With former Washington Post online executive editor Jim Brady getting closer to launching his local D.C. news operation TBD.com, WaPo announced a new local blogger opinion feature yesterday to tap into the news on the streets but somehow failed to realize Richmond and Baltimore aren’t really “local.”
The pressure is on WaPo with Brady launching TBD.com, whose name “Too be Determined” was announced today in a cheeky explanation on the news outlet’s new website.
The WaPo “All Opinions Are Local” feature has seven bloggers writing about local issues. Great idea, and the blog network will likely grow. But the rollout raised eyebrows because two of the seven don’t even live in the local area. One covers Virginia politics and lives in Richmond, a two-hour drive from D.C., and the another covering Maryland politics (and the network’s only non-white contributor) lives in Baltimore.
The other five bloggers include D.C. residents–all from the rich and hip reaches of D.C.–and the token conservative blogger who lives in suburban Virginia. In a region defined by geography and race, the rollout seemed to indicate that the WaPo still is unsure who their local market is and how to cover it.
They have a blogger from tony Georgetown, but no one focusing on Prince George’s County, Maryland–the wealthiest, majority African American county in the country.
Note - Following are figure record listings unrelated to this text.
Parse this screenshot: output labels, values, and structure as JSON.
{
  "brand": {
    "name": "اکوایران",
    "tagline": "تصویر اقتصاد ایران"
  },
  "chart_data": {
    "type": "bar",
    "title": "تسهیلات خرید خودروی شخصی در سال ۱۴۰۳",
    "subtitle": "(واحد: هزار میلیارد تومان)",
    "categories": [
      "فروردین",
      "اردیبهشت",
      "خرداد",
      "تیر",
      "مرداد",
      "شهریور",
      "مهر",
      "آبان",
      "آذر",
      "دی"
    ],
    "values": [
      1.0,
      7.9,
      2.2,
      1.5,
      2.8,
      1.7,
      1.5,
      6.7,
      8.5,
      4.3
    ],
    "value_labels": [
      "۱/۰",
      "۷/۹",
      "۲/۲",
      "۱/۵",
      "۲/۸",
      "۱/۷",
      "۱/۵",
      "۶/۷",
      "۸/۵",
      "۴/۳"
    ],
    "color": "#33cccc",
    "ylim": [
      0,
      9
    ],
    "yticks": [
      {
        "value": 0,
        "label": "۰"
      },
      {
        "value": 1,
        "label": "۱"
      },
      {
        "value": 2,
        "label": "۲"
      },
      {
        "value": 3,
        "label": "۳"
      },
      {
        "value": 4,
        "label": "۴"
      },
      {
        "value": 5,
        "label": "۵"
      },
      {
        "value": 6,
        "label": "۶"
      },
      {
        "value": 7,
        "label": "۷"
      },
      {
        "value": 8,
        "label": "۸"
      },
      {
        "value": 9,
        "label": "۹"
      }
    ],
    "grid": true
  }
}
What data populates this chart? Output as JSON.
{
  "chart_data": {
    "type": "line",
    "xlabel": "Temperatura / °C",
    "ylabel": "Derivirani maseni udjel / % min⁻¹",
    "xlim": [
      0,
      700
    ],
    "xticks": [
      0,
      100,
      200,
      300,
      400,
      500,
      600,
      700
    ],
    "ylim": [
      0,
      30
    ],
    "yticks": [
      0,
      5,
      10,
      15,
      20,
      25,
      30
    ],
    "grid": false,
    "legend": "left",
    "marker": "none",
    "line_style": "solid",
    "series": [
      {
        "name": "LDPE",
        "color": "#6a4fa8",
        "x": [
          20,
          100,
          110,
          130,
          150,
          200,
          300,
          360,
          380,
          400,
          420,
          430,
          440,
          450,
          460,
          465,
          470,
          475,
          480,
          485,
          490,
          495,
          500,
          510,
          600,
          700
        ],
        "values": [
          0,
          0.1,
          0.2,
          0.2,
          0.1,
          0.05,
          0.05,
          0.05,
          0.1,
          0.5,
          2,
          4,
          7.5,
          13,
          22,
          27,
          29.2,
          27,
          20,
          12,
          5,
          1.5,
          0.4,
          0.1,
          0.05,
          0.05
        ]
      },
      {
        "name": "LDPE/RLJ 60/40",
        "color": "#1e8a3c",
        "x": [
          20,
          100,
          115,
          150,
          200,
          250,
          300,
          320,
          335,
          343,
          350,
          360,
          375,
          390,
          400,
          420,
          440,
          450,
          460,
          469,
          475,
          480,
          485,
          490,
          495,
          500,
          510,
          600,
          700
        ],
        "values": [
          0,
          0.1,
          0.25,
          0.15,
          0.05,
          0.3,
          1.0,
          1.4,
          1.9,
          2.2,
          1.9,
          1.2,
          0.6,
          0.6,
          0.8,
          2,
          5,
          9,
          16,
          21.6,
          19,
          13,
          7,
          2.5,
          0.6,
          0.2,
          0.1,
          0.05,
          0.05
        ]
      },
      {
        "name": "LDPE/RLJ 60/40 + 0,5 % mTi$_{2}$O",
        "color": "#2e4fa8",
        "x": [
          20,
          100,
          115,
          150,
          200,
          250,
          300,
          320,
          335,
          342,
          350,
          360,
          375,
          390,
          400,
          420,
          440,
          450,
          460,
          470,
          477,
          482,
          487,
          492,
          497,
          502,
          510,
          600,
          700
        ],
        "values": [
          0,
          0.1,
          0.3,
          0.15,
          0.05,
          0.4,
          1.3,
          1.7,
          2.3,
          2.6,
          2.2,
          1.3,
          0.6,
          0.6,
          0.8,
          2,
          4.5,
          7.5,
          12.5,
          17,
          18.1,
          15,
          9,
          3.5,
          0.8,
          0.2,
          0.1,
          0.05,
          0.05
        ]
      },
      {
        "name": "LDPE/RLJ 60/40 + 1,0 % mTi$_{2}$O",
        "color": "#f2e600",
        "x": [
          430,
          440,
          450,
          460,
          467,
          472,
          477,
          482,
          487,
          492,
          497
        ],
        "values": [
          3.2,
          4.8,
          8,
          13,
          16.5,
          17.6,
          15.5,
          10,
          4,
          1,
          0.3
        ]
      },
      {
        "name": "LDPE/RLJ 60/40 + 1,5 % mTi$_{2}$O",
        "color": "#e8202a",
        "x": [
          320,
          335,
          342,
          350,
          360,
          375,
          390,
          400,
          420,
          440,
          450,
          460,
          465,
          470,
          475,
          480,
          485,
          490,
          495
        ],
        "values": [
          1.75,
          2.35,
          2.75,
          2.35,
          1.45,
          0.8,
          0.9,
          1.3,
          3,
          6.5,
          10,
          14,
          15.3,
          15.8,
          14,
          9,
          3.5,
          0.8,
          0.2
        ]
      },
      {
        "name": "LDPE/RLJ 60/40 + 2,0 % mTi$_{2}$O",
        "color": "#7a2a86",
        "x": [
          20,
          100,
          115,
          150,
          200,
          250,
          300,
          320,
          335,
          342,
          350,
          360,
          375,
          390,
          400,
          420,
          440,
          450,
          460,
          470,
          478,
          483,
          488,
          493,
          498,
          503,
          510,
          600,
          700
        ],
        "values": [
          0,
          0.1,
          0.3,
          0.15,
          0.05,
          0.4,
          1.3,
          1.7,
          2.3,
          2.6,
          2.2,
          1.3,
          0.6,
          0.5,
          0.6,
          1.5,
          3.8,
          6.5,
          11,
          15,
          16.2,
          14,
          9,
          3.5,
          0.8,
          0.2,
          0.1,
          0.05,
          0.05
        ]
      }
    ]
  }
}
They have three bloggers covering the minutiae of hipster DC, but no one focusing on the outer Virginia suburbs that dominate the region and Virginia politics.
That uncertainty comes as WaPo is facing a frontal attack from from Allbritton Communications (a/k/a Politico’s corporate bosses) who have hired former Postie Brady and former Washington City Paper top editor (and WaPo critic) Eric Wemple to oversee TBD.com, an online venture zeroing in on local news and opinion. In addition to Poltico, Allbritton already runs a 24-hour local cable news outfit and the local ABC affiliate.
Although the Brady-run online news operation is still being formed, news trickling out from Brady is that it will be hyperlocal with links to blogs and traditional news outlets. That could represent a real challenge to the WaPo, which currently faces little competition for daily local news coverage.
But local news isn’t going to come from tapping into residents of Richmond and Baltimore.
This is an opinion piece. The views expressed in this article are those of just the author.